Edelzwicker 2024 - 2nd run homegrown organic white wine grape skins with sediment from 1st run pressing un-chaptalized with or without Russet apple wine (25 plus bottles alone or blended with Russet apple wine or both) soaked for 48 hours on pectic enzyme. Edelzwicker means premium blend, in this case skins and first run sediment after 24 hour juice settlement treated with pectic enzyme together with 1st run press sediment i.e. Siegerrebe, Ortega, Reichensteiner and Madeleine Angevine.

If I make anything else because my son in law wants to do it I'd make hand destemmed and uncrushed Dineen Vineyard Grenache, Syrah, Mourvedre or Malbec (probably 50 bottles in total). We've had sensational 8 year old Washington Grenache, Mourvedre, Malbec and pure Washington Malbec. If he wants to make Chardonnay from fresh grapes e.g. Washington Sheridan Vineyard Chardonnay I'd make 25-30 bottles and mix it with my Siegerrebe Ortega at 80 parts Chardonnay and 20 parts Siegerrebe/Ortega.

This is a lot of wine. I may make less of my son-in-laws wines because I have a ton of wine going forward from all of the fruit that I grow or can pick locally. I am totally happy making wines going forward from fruit that I grow or that is wild that I can pick where I live.
slacker..... hehehe
 
Plans for 2024 - well, I need to learn from this year, and not make so much wine.

We ended up this year with 245 gallons of wine being made in our garage, spread across 7 varietals and 11 different batches. Much of that wine - 210 or so gallons is group wine but I’m still going to end up with a lot of wine!

One of those wines, not so affectionately known as The Problem Child, has been a battle from day three in Mid September when the Brix went up to 31. It has been stuck at least four times…. a long story, worthy of its own thread, but let’s just say it is now fermenting in our laundry room as the garage was too cold at night. Fortunately, it’s now down to an average of 0.3 Brix spread across six kegs, having dropped from 3.5 January 1. I’m completely over it and can’t wait for it to get moved over to another group member‘s wine cellar where it will be put into a barrel. The funny part is that it actually tastes pretty good despite all the twists and turns.

So, 2024…

Assuming all goes well in the vineyard, with this being our third leaf, I’m hoping to primarily focus on making wines from there. I have a good friend with a Grenache vineyard which ripens earlier than my Grenache so we will probably collaborate on making those two wines together.

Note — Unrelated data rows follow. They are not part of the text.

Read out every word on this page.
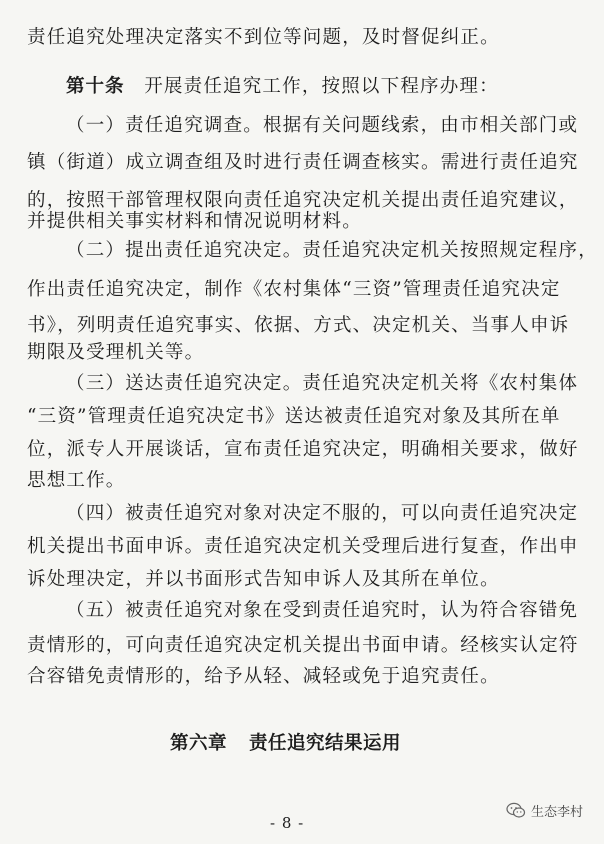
责任追究处理决定落实不到位等问题，及时督促纠正。
第十条　开展责任追究工作，按照以下程序办理：
（一）责任追究调查。根据有关问题线索，由市相关部门或
镇（街道）成立调查组及时进行责任调查核实。需进行责任追究
的，按照干部管理权限向责任追究决定机关提出责任追究建议，
并提供相关事实材料和情况说明材料。
（二）提出责任追究决定。责任追究决定机关按照规定程序，
作出责任追究决定，制作《农村集体“三资”管理责任追究决定
书》，列明责任追究事实、依据、方式、决定机关、当事人申诉
期限及受理机关等。
（三）送达责任追究决定。责任追究决定机关将《农村集体
“三资”管理责任追究决定书》送达被责任追究对象及其所在单
位，派专人开展谈话，宣布责任追究决定，明确相关要求，做好
思想工作。
（四）被责任追究对象对决定不服的，可以向责任追究决定
机关提出书面申诉。责任追究决定机关受理后进行复查，作出申
诉处理决定，并以书面形式告知申诉人及其所在单位。
（五）被责任追究对象在受到责任追究时，认为符合容错免
责情形的，可向责任追究决定机关提出书面申请。经核实认定符
合容错免责情形的，给予从轻、减轻或免于追究责任。
第六章 责任追究结果运用
- 8 -
生态李村
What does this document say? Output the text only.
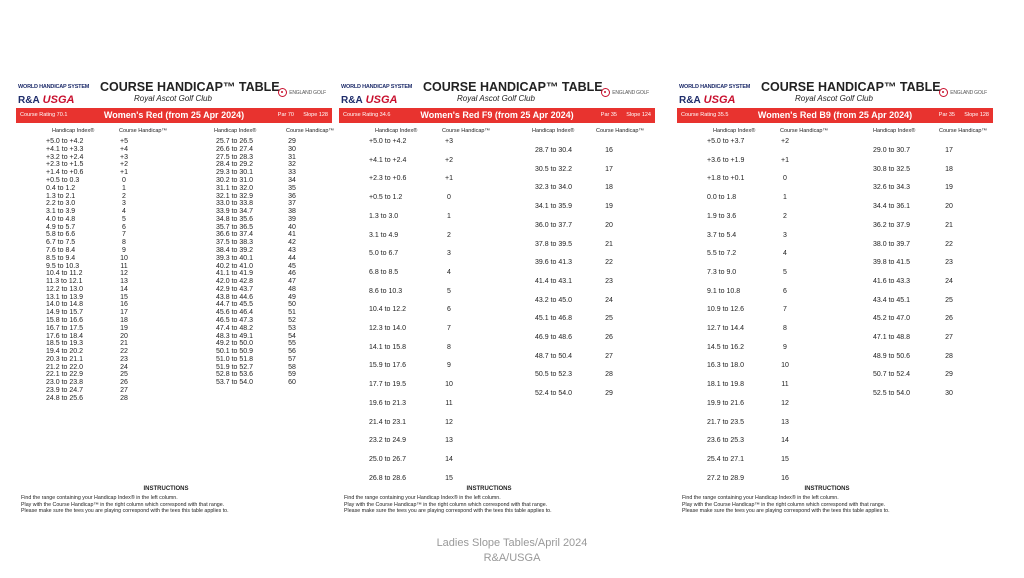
WORLD HANDICAP SYSTEM
R&A USGA
COURSE HANDICAP™ TABLE
Royal Ascot Golf Club
ENGLAND GOLF
Course Rating 70.1	Women's Red (from 25 Apr 2024)	Par 70 Slope 128
Handicap Index®	Course Handicap™	Handicap Index®	Course Handicap™
+5.0 to +4.2	+5
+4.1 to +3.3	+4
+3.2 to +2.4	+3
+2.3 to +1.5	+2
+1.4 to +0.6	+1
+0.5 to 0.3	0
0.4 to 1.2	1
1.3 to 2.1	2
2.2 to 3.0	3
3.1 to 3.9	4
4.0 to 4.8	5
4.9 to 5.7	6
5.8 to 6.6	7
6.7 to 7.5	8
7.6 to 8.4	9
8.5 to 9.4	10
9.5 to 10.3	11
10.4 to 11.2	12
11.3 to 12.1	13
12.2 to 13.0	14
13.1 to 13.9	15
14.0 to 14.8	16
14.9 to 15.7	17
15.8 to 16.6	18
16.7 to 17.5	19
17.6 to 18.4	20
18.5 to 19.3	21
19.4 to 20.2	22
20.3 to 21.1	23
21.2 to 22.0	24
22.1 to 22.9	25
23.0 to 23.8	26
23.9 to 24.7	27
24.8 to 25.6	28
25.7 to 26.5	29
26.6 to 27.4	30
27.5 to 28.3	31
28.4 to 29.2	32
29.3 to 30.1	33
30.2 to 31.0	34
31.1 to 32.0	35
32.1 to 32.9	36
33.0 to 33.8	37
33.9 to 34.7	38
34.8 to 35.6	39
35.7 to 36.5	40
36.6 to 37.4	41
37.5 to 38.3	42
38.4 to 39.2	43
39.3 to 40.1	44
40.2 to 41.0	45
41.1 to 41.9	46
42.0 to 42.8	47
42.9 to 43.7	48
43.8 to 44.6	49
44.7 to 45.5	50
45.6 to 46.4	51
46.5 to 47.3	52
47.4 to 48.2	53
48.3 to 49.1	54
49.2 to 50.0	55
50.1 to 50.9	56
51.0 to 51.8	57
51.9 to 52.7	58
52.8 to 53.6	59
53.7 to 54.0	60
INSTRUCTIONS
Find the range containing your Handicap Index® in the left column.
Play with the Course Handicap™ in the right column which correspond with that range.
Please make sure the tees you are playing correspond with the tees this table applies to.
WORLD HANDICAP SYSTEM
R&A USGA
COURSE HANDICAP™ TABLE
Royal Ascot Golf Club
ENGLAND GOLF
Course Rating 34.6	Women's Red F9 (from 25 Apr 2024)	Par 35 Slope 124
Handicap Index®	Course Handicap™	Handicap Index®	Course Handicap™
+5.0 to +4.2	+3
+4.1 to +2.4	+2
+2.3 to +0.6	+1
+0.5 to 1.2	0
1.3 to 3.0	1
3.1 to 4.9	2
5.0 to 6.7	3
6.8 to 8.5	4
8.6 to 10.3	5
10.4 to 12.2	6
12.3 to 14.0	7
14.1 to 15.8	8
15.9 to 17.6	9
17.7 to 19.5	10
19.6 to 21.3	11
21.4 to 23.1	12
23.2 to 24.9	13
25.0 to 26.7	14
26.8 to 28.6	15
28.7 to 30.4	16
30.5 to 32.2	17
32.3 to 34.0	18
34.1 to 35.9	19
36.0 to 37.7	20
37.8 to 39.5	21
39.6 to 41.3	22
41.4 to 43.1	23
43.2 to 45.0	24
45.1 to 46.8	25
46.9 to 48.6	26
48.7 to 50.4	27
50.5 to 52.3	28
52.4 to 54.0	29
INSTRUCTIONS
Find the range containing your Handicap Index® in the left column.
Play with the Course Handicap™ in the right column which correspond with that range.
Please make sure the tees you are playing correspond with the tees this table applies to.
WORLD HANDICAP SYSTEM
R&A USGA
COURSE HANDICAP™ TABLE
Royal Ascot Golf Club
ENGLAND GOLF
Course Rating 35.5	Women's Red B9 (from 25 Apr 2024)	Par 35 Slope 128
Handicap Index®	Course Handicap™	Handicap Index®	Course Handicap™
+5.0 to +3.7	+2
+3.6 to +1.9	+1
+1.8 to +0.1	0
0.0 to 1.8	1
1.9 to 3.6	2
3.7 to 5.4	3
5.5 to 7.2	4
7.3 to 9.0	5
9.1 to 10.8	6
10.9 to 12.6	7
12.7 to 14.4	8
14.5 to 16.2	9
16.3 to 18.0	10
18.1 to 19.8	11
19.9 to 21.6	12
21.7 to 23.5	13
23.6 to 25.3	14
25.4 to 27.1	15
27.2 to 28.9	16
29.0 to 30.7	17
30.8 to 32.5	18
32.6 to 34.3	19
34.4 to 36.1	20
36.2 to 37.9	21
38.0 to 39.7	22
39.8 to 41.5	23
41.6 to 43.3	24
43.4 to 45.1	25
45.2 to 47.0	26
47.1 to 48.8	27
48.9 to 50.6	28
50.7 to 52.4	29
52.5 to 54.0	30
INSTRUCTIONS
Find the range containing your Handicap Index® in the left column.
Play with the Course Handicap™ in the right column which correspond with that range.
Please make sure the tees you are playing correspond with the tees this table applies to.
Ladies Slope Tables/April 2024
R&A/USGA
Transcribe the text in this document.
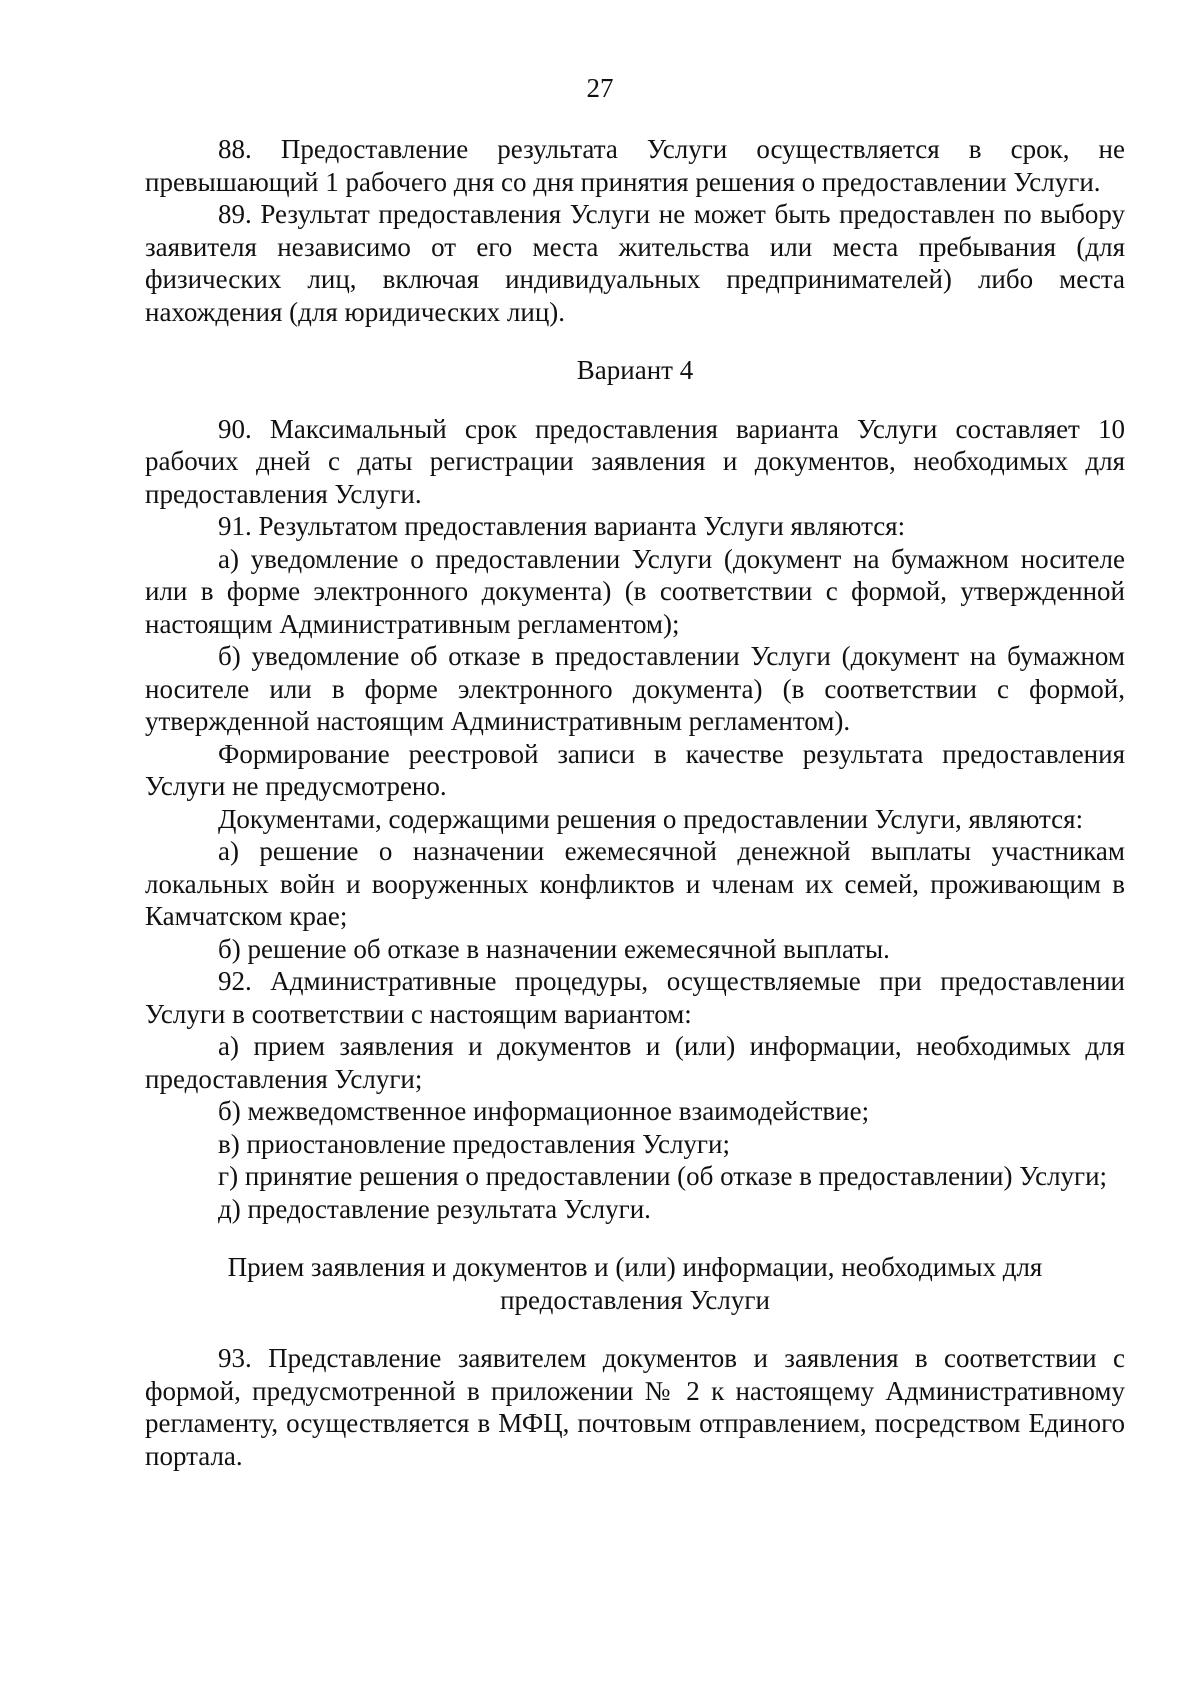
27

88. Предоставление результата Услуги осуществляется в срок, не превышающий 1 рабочего дня со дня принятия решения о предоставлении Услуги.

89. Результат предоставления Услуги не может быть предоставлен по выбору заявителя независимо от его места жительства или места пребывания (для физических лиц, включая индивидуальных предпринимателей) либо места нахождения (для юридических лиц).

Вариант 4

90. Максимальный срок предоставления варианта Услуги составляет 10 рабочих дней с даты регистрации заявления и документов, необходимых для предоставления Услуги.

91. Результатом предоставления варианта Услуги являются:

а) уведомление о предоставлении Услуги (документ на бумажном носителе или в форме электронного документа) (в соответствии с формой, утвержденной настоящим Административным регламентом);

б) уведомление об отказе в предоставлении Услуги (документ на бумажном носителе или в форме электронного документа) (в соответствии с формой, утвержденной настоящим Административным регламентом).

Формирование реестровой записи в качестве результата предоставления Услуги не предусмотрено.

Документами, содержащими решения о предоставлении Услуги, являются:

а) решение о назначении ежемесячной денежной выплаты участникам локальных войн и вооруженных конфликтов и членам их семей, проживающим в Камчатском крае;

б) решение об отказе в назначении ежемесячной выплаты.

92. Административные процедуры, осуществляемые при предоставлении Услуги в соответствии с настоящим вариантом:

а) прием заявления и документов и (или) информации, необходимых для предоставления Услуги;

б) межведомственное информационное взаимодействие;

в) приостановление предоставления Услуги;

г) принятие решения о предоставлении (об отказе в предоставлении) Услуги;

д) предоставление результата Услуги.

Прием заявления и документов и (или) информации, необходимых для

предоставления Услуги

93. Представление заявителем документов и заявления в соответствии с формой, предусмотренной в приложении № 2 к настоящему Административному регламенту, осуществляется в МФЦ, почтовым отправлением, посредством Единого портала.
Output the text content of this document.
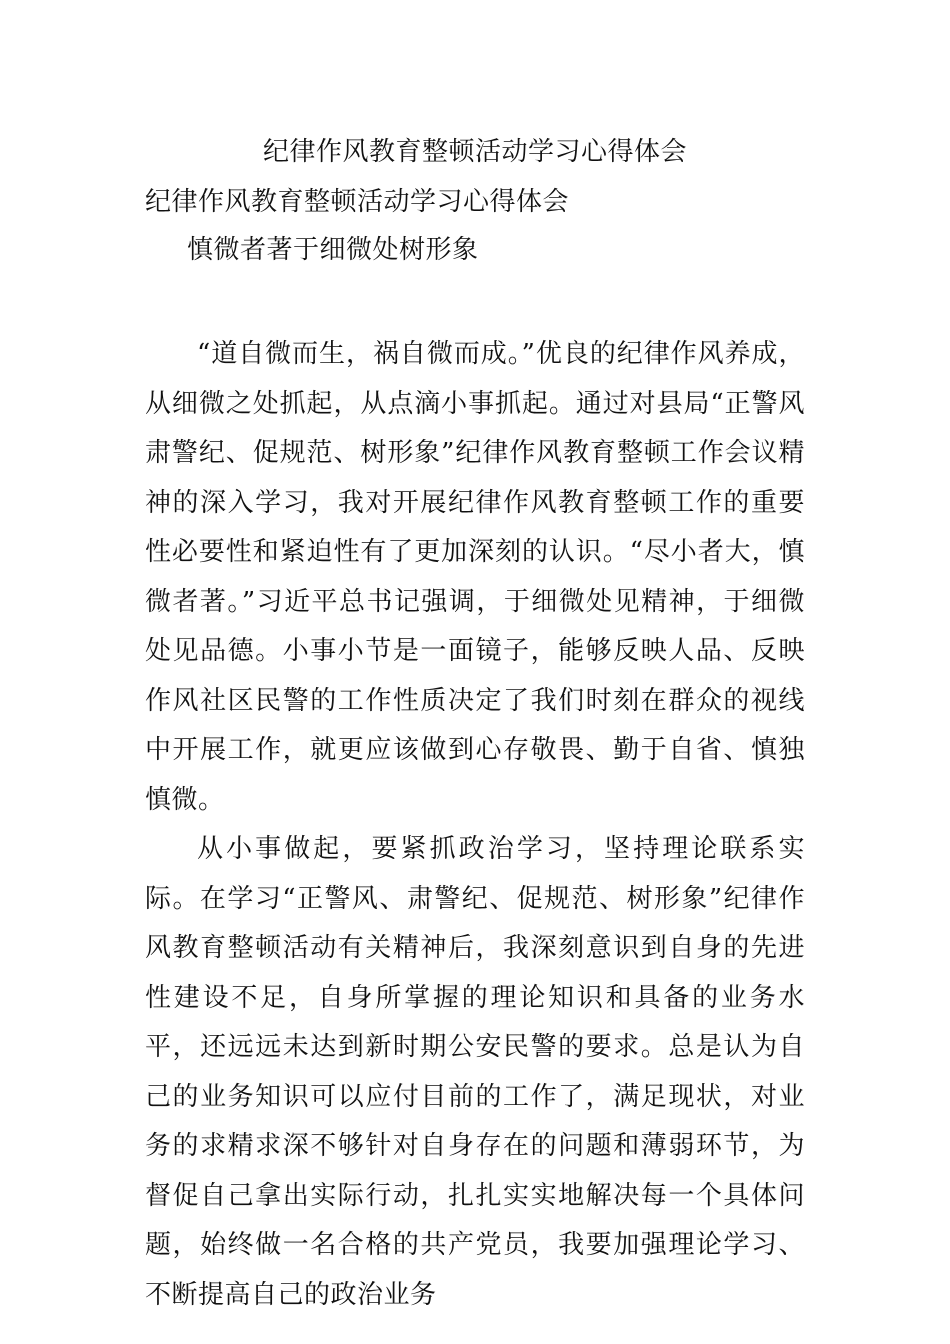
纪律作风教育整顿活动学习心得体会
纪律作风教育整顿活动学习心得体会
慎微者著于细微处树形象

“道自微而生，祸自微而成。”优良的纪律作风养成，从细微之处抓起，从点滴小事抓起。通过对县局“正警风肃警纪、促规范、树形象”纪律作风教育整顿工作会议精神的深入学习，我对开展纪律作风教育整顿工作的重要性必要性和紧迫性有了更加深刻的认识。“尽小者大，慎微者著。”习近平总书记强调，于细微处见精神，于细微处见品德。小事小节是一面镜子，能够反映人品、反映作风社区民警的工作性质决定了我们时刻在群众的视线中开展工作，就更应该做到心存敬畏、勤于自省、慎独慎微。

从小事做起，要紧抓政治学习，坚持理论联系实际。在学习“正警风、肃警纪、促规范、树形象”纪律作风教育整顿活动有关精神后，我深刻意识到自身的先进性建设不足，自身所掌握的理论知识和具备的业务水平，还远远未达到新时期公安民警的要求。总是认为自己的业务知识可以应付目前的工作了，满足现状，对业务的求精求深不够针对自身存在的问题和薄弱环节，为督促自己拿出实际行动，扎扎实实地解决每一个具体问题，始终做一名合格的共产党员，我要加强理论学习、不断提高自己的政治业务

I will also make probably two other collaborative group wines - hopefully a Petite Syrah and something with these people I’ve collaborated with this year depending on level of interest and availability of interesting grapes.
 
2024 is the year to learn about wild fermentations.

Most of 2022’s harvest, the first big apple harvest has been dealt with but everything with apple in it had the pH creep up close to 4. The 2023 is following a similar pH trend with lots of creep and a big oh sh #%*$@#%=£.

Meanwhile I am putting the red flesh apple grafting wood order together. Rootstock survived the dry ‘23 spring but all the ‘23 grafts failed. Is this a sickness where the fever hasn’t broken yet?
 
My plans for this year include a focus on low ABV "cooler" type fruit wines. Which is to say, to make country wines without chaptalization (the addition of sugars), not because I don't like 12-14% ABV country or grape wines but because I really want to see what I can do with cider-type wines made from a variety of berries and stone and other fruits.